My family thought it was kind of silly, but for me, it was a way to create sacred time for myself. The whole process was meditative; it dropped me into my body and my sensory experience and allowed space and quiet so the more subtle aspects of my inner world could come forward. I savored those moments. They were healing in ways that I didn’t even understand at the time. But I could feel it. Even if I wasn’t consciously engaging in a practice of self-care, I was doing something that was nourishing for me on so many levels. And so, I continued.

Over the years my tastes have shifted. Black teas to greens to florals and herbal infusions, but the practice is the same. Heat the water. Steep the tea. Drop in to the experience.

These days, it’s become a very intentional practice. I choose the ingredients that I’ll be using with care and often choose a plant or a blend of plants based on what I’m needing support around. Rose for opening the heart. Thyme for immune support. Ginger root to cleanse. I’ll set aside time to really be present with the ingredients, both as I prepare them and as I sip the infusion, and I’ve come to notice that each ingredient seems to have an energy of its own, a medicine, not just for the physical body, but for the mind and spirit as well.

The element of water is present, too. The source of all life and the universal renewer. Few things are quite as soothing as perfectly warm water, the simplest of all healing balms for weary bodies and souls.

Each of these pieces comes together to create something greater than the sum of its parts. Plants, water, time, all infused with intention. None of it has to be fussy or complicated. Honestly, it could be as simple as a little bit of fresh lemon juice in warm water, but used as a way to hold space for yourself, to connect more deeply with the parts of you that so rarely get heard above the din of everyday life, it becomes a ritual. A practice in healing. A way to make even the tiniest moment sacred.

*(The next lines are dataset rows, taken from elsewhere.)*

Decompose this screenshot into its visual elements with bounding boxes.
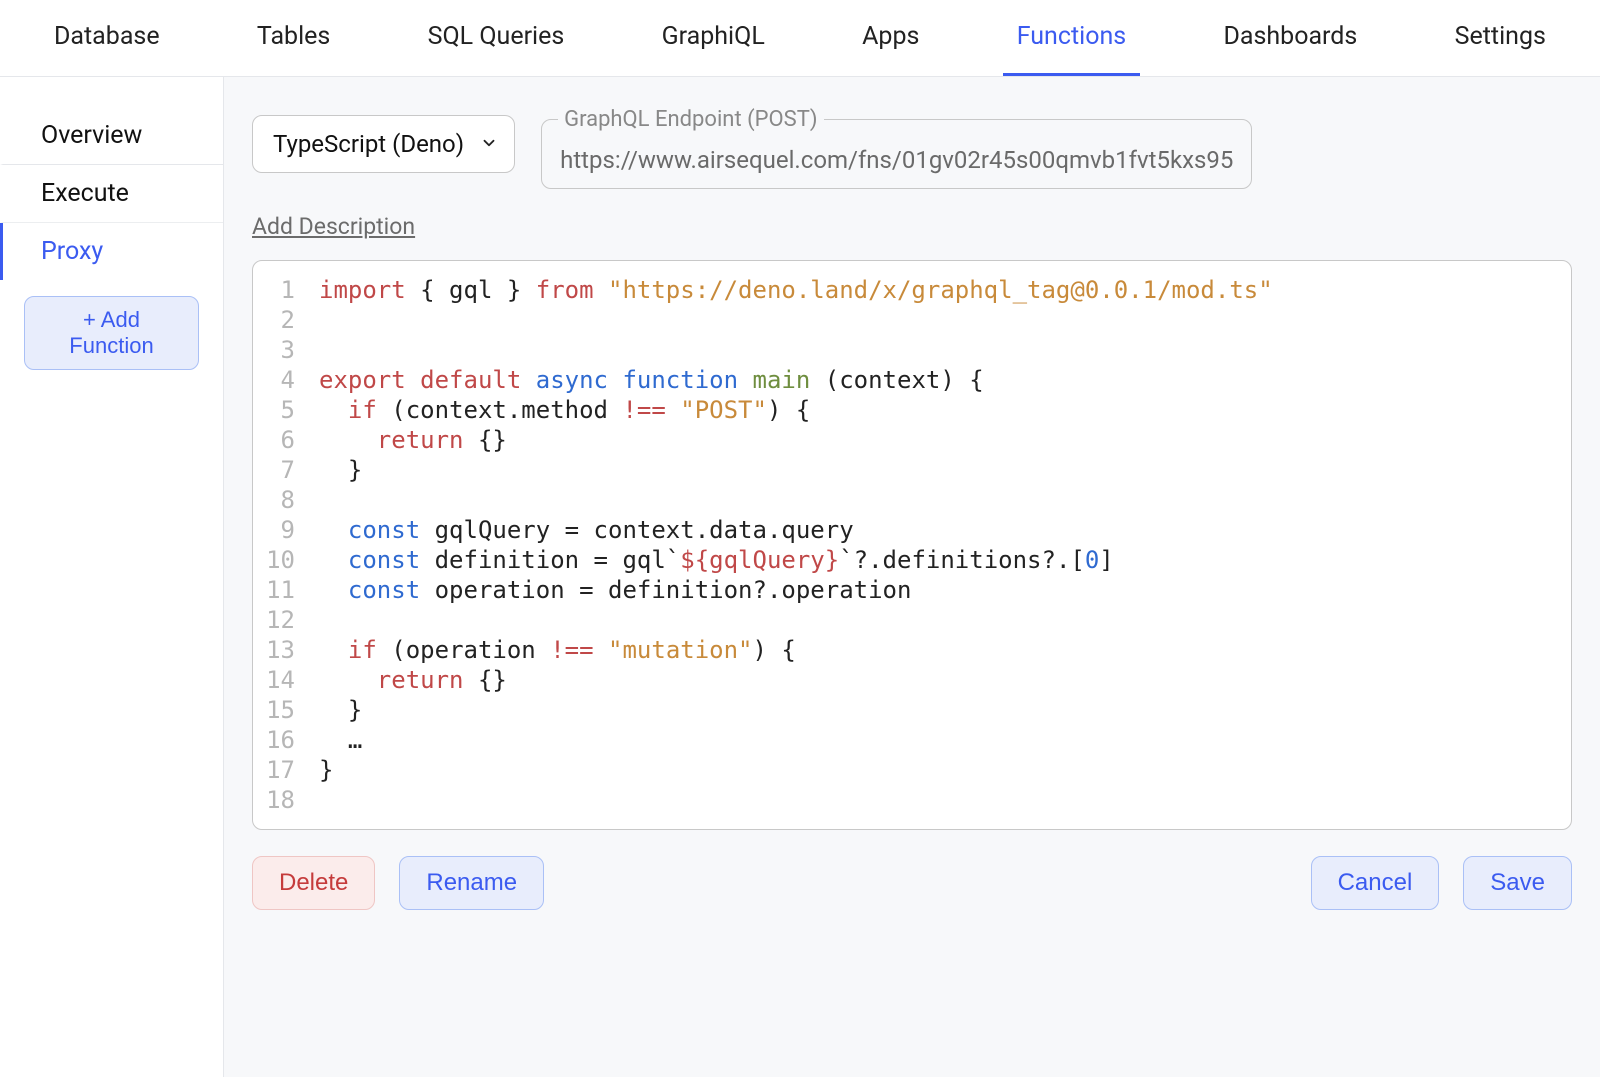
line-number: 15 bbox=[253, 695, 319, 725]
code-line[interactable]: 16 … bbox=[253, 725, 1571, 755]
code-content[interactable]: export default async function main (cont… bbox=[319, 365, 1571, 395]
language-select-value: TypeScript (Deno) bbox=[273, 130, 464, 158]
code-line[interactable]: 11 const operation = definition?.operati… bbox=[253, 575, 1571, 605]
endpoint-legend: GraphQL Endpoint (POST) bbox=[558, 107, 823, 132]
line-number: 9 bbox=[253, 515, 319, 545]
code-content[interactable]: … bbox=[319, 725, 1571, 755]
line-number: 17 bbox=[253, 755, 319, 785]
line-number: 7 bbox=[253, 455, 319, 485]
code-editor[interactable]: 1import { gql } from "https://deno.land/… bbox=[252, 260, 1572, 830]
sidebar-item-execute[interactable]: Execute bbox=[0, 165, 223, 223]
code-line[interactable]: 13 if (operation !== "mutation") { bbox=[253, 635, 1571, 665]
nav-tab-settings[interactable]: Settings bbox=[1441, 0, 1560, 76]
nav-tab-database[interactable]: Database bbox=[40, 0, 174, 76]
language-select[interactable]: TypeScript (Deno) bbox=[252, 115, 515, 173]
code-content[interactable]: } bbox=[319, 455, 1571, 485]
sidebar-item-proxy[interactable]: Proxy bbox=[0, 223, 223, 280]
add-description-link[interactable]: Add Description bbox=[252, 213, 415, 240]
rename-button[interactable]: Rename bbox=[399, 856, 544, 910]
nav-tab-functions[interactable]: Functions bbox=[1003, 0, 1140, 76]
endpoint-value[interactable]: https://www.airsequel.com/fns/01gv02r45s… bbox=[560, 146, 1233, 174]
code-line[interactable]: 9 const gqlQuery = context.data.query bbox=[253, 515, 1571, 545]
top-nav: Database Tables SQL Queries GraphiQL Apps Fun… bbox=[0, 0, 1600, 77]
line-number: 6 bbox=[253, 425, 319, 455]
line-number: 5 bbox=[253, 395, 319, 425]
nav-tab-sql-queries[interactable]: SQL Queries bbox=[414, 0, 579, 76]
line-number: 10 bbox=[253, 545, 319, 575]
endpoint-field: GraphQL Endpoint (POST) https://www.airs… bbox=[541, 107, 1252, 189]
line-number: 4 bbox=[253, 365, 319, 395]
sidebar-item-overview[interactable]: Overview bbox=[0, 107, 223, 165]
code-line[interactable]: 3 bbox=[253, 335, 1571, 365]
code-content[interactable] bbox=[319, 785, 1571, 815]
bottom-actions: Delete Rename Cancel Save bbox=[252, 856, 1572, 910]
line-number: 13 bbox=[253, 635, 319, 665]
code-line[interactable]: 1import { gql } from "https://deno.land/… bbox=[253, 275, 1571, 305]
code-content[interactable]: const operation = definition?.operation bbox=[319, 575, 1571, 605]
add-function-button[interactable]: + Add Function bbox=[24, 296, 199, 370]
code-line[interactable]: 12 bbox=[253, 605, 1571, 635]
code-content[interactable] bbox=[319, 485, 1571, 515]
code-line[interactable]: 18 bbox=[253, 785, 1571, 815]
line-number: 11 bbox=[253, 575, 319, 605]
nav-tab-tables[interactable]: Tables bbox=[243, 0, 344, 76]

And while tea is my healing ritual, the truth is that it could be anything. Watering your plants. Dancing in your living room. Taking a bath. Massaging oil into your skin. Preparing a meal for yourself with so much love.

So many people seem to be seeking heightened spiritual experiences these days. A connection to something greater, something ancient, perhaps. And while there’s nothing wrong with exploring different practices to find what supports you most, I think what so many people don’t realize is that profound connection to Spirit doesn’t require elaborate ceremonies or a bunch of fanfare. It can be found in the seemingly mundane, everyday rituals that we create for ourselves. In moments of quiet, enjoying the simplest pleasures, like watching the steam rise and swirl above a freshly poured cup of tea.